Personal information
- Date of birth: 26 June 1978 (age 48)
- Place of birth: Lagos, Nigeria
- Height: 1.83 m (6 ft 0 in)^{[citation needed]}
- Position: Forward

Youth career
- 1999–2000: Embry–Riddle Eagles

Senior career*
- Years: Team / Apps / (Gls)
- 2000–2001: FV Dresden-Nord
- 2002: Cincinnati Riverhawks / 16 / (1)
- 2003–2004: Bastia B
- 2004: Cincinnati Excite (indoor)
- 2004–2005: Cleveland Force (indoor) / 4 / (0)
- 2005–2006: Cincinnati Excite (indoor)
- 2005: New England Revolution / 9 / (0)
- 2006: Rochester Raging Rhinos / 22 / (4)
- 2007–2008: Carolina RailHawks / 42 / (9)
- 2007–2008: Orlando Sharks (indoor) / 12 / (2)
- 2008–2009: Miami FC / 19 / (2)

Managerial career
- 2007–: Middle Tennessee State University (assistant)

= Connally Edozien =

Nigerian soccer player

Connally Edozien (born 26 June 1978) is a Nigerian former professional footballer who played as a forward.

==Playing career==
===Youth and college===
Edozien was born in Lagos, Nigeria, but spent much of his youth in London. He came to the United States in 1997 to attend Embry–Riddle Aeronautical University in Daytona Beach, Florida, where he was an All-American and earned Florida Sun Conference Player of the Year in 1999 and 2000. He was the Regional XIV Player of the Year in 1999 and 2000, as well as a four-time All-Region and All-Conference performer. Edozien is the all-time leader in points at Embry–Riddle.

===Professional===
After college, Edozian played for FV Dresden-Nord in Dresden, Germany. In March 2002, he signed with the Cincinnati Riverhawks after impressing during a February 2002 trial. From 2003 to 2004 he also played for the SC Bastia's reserves in France. In the fall of 2004, he signed with the Cincinnati Excite in the American Indoor Soccer League. He caught the eye of the coach of the Cleveland Force of the Major Indoor Soccer League during an exhibition game between the Excite and Force. This led to the Force signing him to a five-game contract on 23 November 2004. He failed to score a goal and the team released him after four games. On 17 February 2005, he returned to the Excite, scoring two goals in the team's last two games of the season. He would also play the 2005–2006 winter indoor season with the Excite.

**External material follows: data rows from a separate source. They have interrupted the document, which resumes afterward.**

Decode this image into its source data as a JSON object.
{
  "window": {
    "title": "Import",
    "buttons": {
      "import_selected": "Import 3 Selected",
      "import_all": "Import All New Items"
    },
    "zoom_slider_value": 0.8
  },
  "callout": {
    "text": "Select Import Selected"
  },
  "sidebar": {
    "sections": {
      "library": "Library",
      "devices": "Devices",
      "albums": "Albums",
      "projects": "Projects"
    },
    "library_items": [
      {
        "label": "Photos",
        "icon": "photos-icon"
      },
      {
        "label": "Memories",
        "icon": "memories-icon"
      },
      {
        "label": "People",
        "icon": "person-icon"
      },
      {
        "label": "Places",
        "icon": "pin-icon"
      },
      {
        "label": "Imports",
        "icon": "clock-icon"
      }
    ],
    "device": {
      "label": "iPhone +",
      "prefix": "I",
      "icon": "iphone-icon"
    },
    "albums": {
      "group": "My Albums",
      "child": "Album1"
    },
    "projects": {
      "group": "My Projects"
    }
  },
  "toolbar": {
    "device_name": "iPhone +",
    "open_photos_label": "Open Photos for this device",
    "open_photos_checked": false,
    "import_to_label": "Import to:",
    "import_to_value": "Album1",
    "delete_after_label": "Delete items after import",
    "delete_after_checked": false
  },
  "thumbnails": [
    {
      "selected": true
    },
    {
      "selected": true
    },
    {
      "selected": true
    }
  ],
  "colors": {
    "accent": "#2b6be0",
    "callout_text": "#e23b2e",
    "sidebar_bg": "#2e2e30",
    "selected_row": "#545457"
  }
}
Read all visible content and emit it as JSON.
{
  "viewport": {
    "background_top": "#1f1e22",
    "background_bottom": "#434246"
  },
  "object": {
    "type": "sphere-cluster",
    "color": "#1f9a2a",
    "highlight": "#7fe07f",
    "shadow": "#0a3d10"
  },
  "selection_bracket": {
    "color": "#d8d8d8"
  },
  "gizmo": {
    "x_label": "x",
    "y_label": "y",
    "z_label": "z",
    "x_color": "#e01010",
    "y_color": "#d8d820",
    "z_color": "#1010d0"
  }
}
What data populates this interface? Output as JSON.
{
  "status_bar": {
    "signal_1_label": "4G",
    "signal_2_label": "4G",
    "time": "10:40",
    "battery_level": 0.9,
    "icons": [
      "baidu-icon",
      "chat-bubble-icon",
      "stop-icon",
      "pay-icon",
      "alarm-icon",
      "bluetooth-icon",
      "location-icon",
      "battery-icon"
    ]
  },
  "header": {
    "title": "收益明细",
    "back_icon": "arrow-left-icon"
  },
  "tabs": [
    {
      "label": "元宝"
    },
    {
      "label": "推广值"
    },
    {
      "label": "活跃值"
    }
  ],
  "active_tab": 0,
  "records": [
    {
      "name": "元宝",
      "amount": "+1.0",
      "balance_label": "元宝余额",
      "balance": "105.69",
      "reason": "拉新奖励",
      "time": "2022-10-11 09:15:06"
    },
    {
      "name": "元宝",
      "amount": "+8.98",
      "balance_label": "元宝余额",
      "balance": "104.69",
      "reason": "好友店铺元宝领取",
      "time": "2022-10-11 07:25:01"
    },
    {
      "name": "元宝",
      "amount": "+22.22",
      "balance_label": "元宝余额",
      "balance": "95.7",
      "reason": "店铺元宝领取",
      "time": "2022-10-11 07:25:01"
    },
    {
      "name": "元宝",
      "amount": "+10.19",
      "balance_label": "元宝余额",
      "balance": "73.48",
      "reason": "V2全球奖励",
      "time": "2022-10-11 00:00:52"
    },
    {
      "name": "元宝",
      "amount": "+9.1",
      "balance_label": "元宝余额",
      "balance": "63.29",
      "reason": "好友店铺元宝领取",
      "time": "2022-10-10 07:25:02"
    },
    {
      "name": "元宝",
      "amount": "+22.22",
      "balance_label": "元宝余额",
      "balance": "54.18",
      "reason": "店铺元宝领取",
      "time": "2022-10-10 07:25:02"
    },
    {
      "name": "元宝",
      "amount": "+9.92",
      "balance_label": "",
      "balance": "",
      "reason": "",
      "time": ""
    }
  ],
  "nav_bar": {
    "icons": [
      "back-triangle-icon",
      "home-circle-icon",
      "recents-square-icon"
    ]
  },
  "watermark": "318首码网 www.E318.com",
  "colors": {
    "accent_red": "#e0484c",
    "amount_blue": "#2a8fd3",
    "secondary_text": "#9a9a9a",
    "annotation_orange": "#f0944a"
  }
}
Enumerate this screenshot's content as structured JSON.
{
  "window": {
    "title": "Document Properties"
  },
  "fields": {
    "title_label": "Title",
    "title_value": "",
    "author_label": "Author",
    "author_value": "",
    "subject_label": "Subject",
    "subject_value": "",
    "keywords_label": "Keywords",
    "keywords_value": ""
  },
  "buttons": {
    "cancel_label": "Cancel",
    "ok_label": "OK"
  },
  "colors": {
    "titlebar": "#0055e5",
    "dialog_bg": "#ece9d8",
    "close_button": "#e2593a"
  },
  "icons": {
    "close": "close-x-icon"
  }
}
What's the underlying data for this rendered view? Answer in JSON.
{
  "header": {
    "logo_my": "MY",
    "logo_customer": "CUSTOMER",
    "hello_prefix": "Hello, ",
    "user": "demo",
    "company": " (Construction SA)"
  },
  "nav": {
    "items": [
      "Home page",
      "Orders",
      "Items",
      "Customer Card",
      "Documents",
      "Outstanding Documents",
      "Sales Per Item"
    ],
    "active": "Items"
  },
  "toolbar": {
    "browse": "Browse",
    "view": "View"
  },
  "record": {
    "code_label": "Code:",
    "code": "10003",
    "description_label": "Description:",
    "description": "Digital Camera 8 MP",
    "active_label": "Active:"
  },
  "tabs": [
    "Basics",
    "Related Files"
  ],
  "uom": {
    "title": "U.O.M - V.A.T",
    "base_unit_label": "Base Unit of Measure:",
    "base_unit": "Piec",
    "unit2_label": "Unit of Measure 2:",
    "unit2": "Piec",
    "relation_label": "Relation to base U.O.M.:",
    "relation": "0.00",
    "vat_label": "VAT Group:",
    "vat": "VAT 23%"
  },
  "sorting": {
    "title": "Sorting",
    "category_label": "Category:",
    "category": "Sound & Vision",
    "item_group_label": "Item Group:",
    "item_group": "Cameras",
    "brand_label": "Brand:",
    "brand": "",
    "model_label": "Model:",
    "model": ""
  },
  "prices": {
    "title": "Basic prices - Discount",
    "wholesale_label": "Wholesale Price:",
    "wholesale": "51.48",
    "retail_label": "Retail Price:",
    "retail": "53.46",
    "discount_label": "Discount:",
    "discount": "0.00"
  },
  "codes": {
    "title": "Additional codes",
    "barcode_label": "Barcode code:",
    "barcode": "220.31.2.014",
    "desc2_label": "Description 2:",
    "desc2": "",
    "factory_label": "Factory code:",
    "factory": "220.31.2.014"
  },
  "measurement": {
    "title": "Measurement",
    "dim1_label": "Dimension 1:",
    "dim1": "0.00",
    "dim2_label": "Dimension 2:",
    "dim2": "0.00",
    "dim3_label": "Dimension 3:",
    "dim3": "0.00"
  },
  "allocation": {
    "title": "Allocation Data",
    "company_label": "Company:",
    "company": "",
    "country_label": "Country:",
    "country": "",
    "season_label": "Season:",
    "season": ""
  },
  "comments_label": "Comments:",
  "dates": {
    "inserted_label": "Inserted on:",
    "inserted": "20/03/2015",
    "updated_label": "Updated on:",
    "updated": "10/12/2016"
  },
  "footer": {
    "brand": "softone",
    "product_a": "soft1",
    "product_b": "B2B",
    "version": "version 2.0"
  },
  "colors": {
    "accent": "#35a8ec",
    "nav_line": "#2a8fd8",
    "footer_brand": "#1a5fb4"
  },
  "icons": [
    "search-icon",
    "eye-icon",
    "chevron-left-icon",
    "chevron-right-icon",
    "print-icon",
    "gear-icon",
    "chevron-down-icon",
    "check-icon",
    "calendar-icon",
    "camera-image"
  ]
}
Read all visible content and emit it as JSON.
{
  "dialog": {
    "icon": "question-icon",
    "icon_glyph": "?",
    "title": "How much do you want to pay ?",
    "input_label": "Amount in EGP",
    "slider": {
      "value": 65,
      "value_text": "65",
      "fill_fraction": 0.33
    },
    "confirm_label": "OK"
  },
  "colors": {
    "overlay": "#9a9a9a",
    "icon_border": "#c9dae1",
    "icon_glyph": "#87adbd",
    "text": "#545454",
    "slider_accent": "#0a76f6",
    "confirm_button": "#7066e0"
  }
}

On 21 March 2005, Edozien signed with the New England Revolution of Major League Soccer. He played nine games, never scoring in league play, and was released at the end of the 2005 season. In 2006, he spent one season with the Rochester Raging Rhinos before moving to the Carolina RailHawks in 2007. He led the team in scoring that season, but was traded to Miami FC in August 2008 in exchange for Eddie Gutierrez. In the fall of 2007, he signed with the expansion Orlando Sharks of MISL.

==Coaching career==
Beginning in 2007, Edozian became an assistant coach with the men's soccer team at Middle Tennessee State University.

In 2008, Edozien joined North Carolina's Triangle Futbol Club as head coach for the '94 Navy Ladies and the '93 Navy Men teams.